It’s a random night in January.
I’m walking along Sal’s major highway – the one that extends along the island’s longitudinal axis like a vein.
I’m headed towards Santa Maria, at the southernmost end of the island.
The road is smooth and empty. Population here is low relative to land area, so the road is usually empty at any given instance in time – as far as the eye can see.
I enjoy playing dreamy surreal songs from Wildlight while walking along this road at night. Autograf too. I like their music too for stuff like this.
I walk along the edge of the road as it wraps over a hill. On a good hill you can see the edges of the island. During the day.
I think it’s an interesting feeling: Standing on a highway and being able to see the water lapping against different shores delineating the island. It makes you much more keenly aware that you’re really just standing on a piece of land surrounded by water.
Any piece of ground anywhere on the planet is a part of an expanse of land surrounded by water, but it’s just never really something you’re very conscious of- until you’re staring at the different edges of the stretch of land you’re standing on.
I’ve just come across someone. A guy. He’s about the same age as I am. Thereabouts.
There’s a tall structure off the highway. A little into the desert. I’m not sure what it is. It looks like something in-between a lighthouse and a telecommunications mast.
I think I was walking towards it out of curiosity when I came across him. He works security there. He’s on a night shift.
We talk for a bit. He’s from the Gambia I think.
There’s something of a language barrier, so we can’t communicate extensively. We spend some time hanging out in his living quarters. It’s a small room at the base of the tall structure.
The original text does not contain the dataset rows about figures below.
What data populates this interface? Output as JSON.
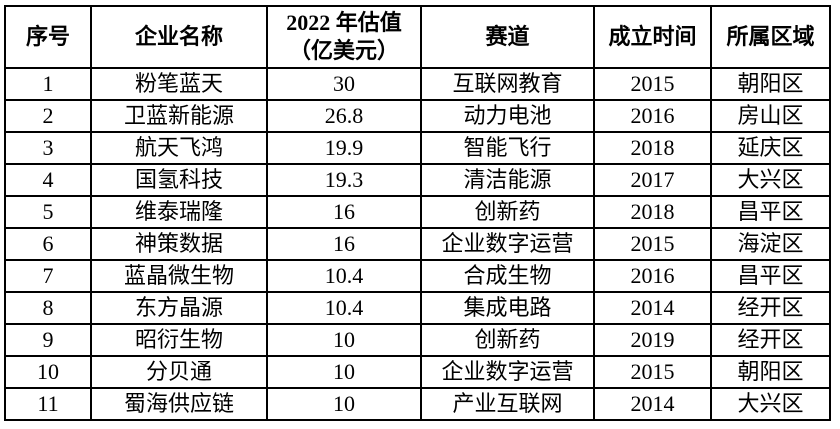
{
  "table": {
    "columns": [
      {
        "key": "index",
        "label": "序号"
      },
      {
        "key": "name",
        "label": "企业名称"
      },
      {
        "key": "valuation",
        "label": "2022 年估值\n（亿美元）"
      },
      {
        "key": "track",
        "label": "赛道"
      },
      {
        "key": "founded",
        "label": "成立时间"
      },
      {
        "key": "district",
        "label": "所属区域"
      }
    ],
    "rows": [
      [
        "1",
        "粉笔蓝天",
        "30",
        "互联网教育",
        "2015",
        "朝阳区"
      ],
      [
        "2",
        "卫蓝新能源",
        "26.8",
        "动力电池",
        "2016",
        "房山区"
      ],
      [
        "3",
        "航天飞鸿",
        "19.9",
        "智能飞行",
        "2018",
        "延庆区"
      ],
      [
        "4",
        "国氢科技",
        "19.3",
        "清洁能源",
        "2017",
        "大兴区"
      ],
      [
        "5",
        "维泰瑞隆",
        "16",
        "创新药",
        "2018",
        "昌平区"
      ],
      [
        "6",
        "神策数据",
        "16",
        "企业数字运营",
        "2015",
        "海淀区"
      ],
      [
        "7",
        "蓝晶微生物",
        "10.4",
        "合成生物",
        "2016",
        "昌平区"
      ],
      [
        "8",
        "东方晶源",
        "10.4",
        "集成电路",
        "2014",
        "经开区"
      ],
      [
        "9",
        "昭衍生物",
        "10",
        "创新药",
        "2019",
        "经开区"
      ],
      [
        "10",
        "分贝通",
        "10",
        "企业数字运营",
        "2015",
        "朝阳区"
      ],
      [
        "11",
        "蜀海供应链",
        "10",
        "产业互联网",
        "2014",
        "大兴区"
      ]
    ],
    "style": {
      "border_color": "#000000",
      "text_color": "#000000",
      "background_color": "#ffffff"
    }
  }
}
We’re talking about Santa Maria, and watching some Youtube videos on his phone.
It’s strange seeing technology from the perspective of an insider-somewhat. To a lot of people an app is really just a name that they generally associate with the emotions they experience from using it.
And the company behind the app, the people who build are maintain it, are really just this nebulous, extra-terrestrial and omniscient “They”. “The YouTube people”, “The Google people”, etc.
I recently spent about a year living in Silicon Valley, and so that gave me something of an insider perspective into apps and software technology in general. There’s the insider perspective you get from learning about how the tech works, and there’s the social dimension you get from living in a place that’s renowned for software development.
The people behind the apps are neither nebulous, nor extra-terrestrial, nor omniscient. They’re people. Like everyone else. Things that generally happen to people also happen to them.
At some point I feel like I should head back on the road. I mention that to him. We talk a bit more as we head out of his quarters.
He looks like he could use some company on his solitary nights shifts. He also seems to miss his family back in The Gambia.
We exchange our goodbyes and I head out into the night.
Image: Hanging off some weathered rocks somewhere on the western edge of Sal island.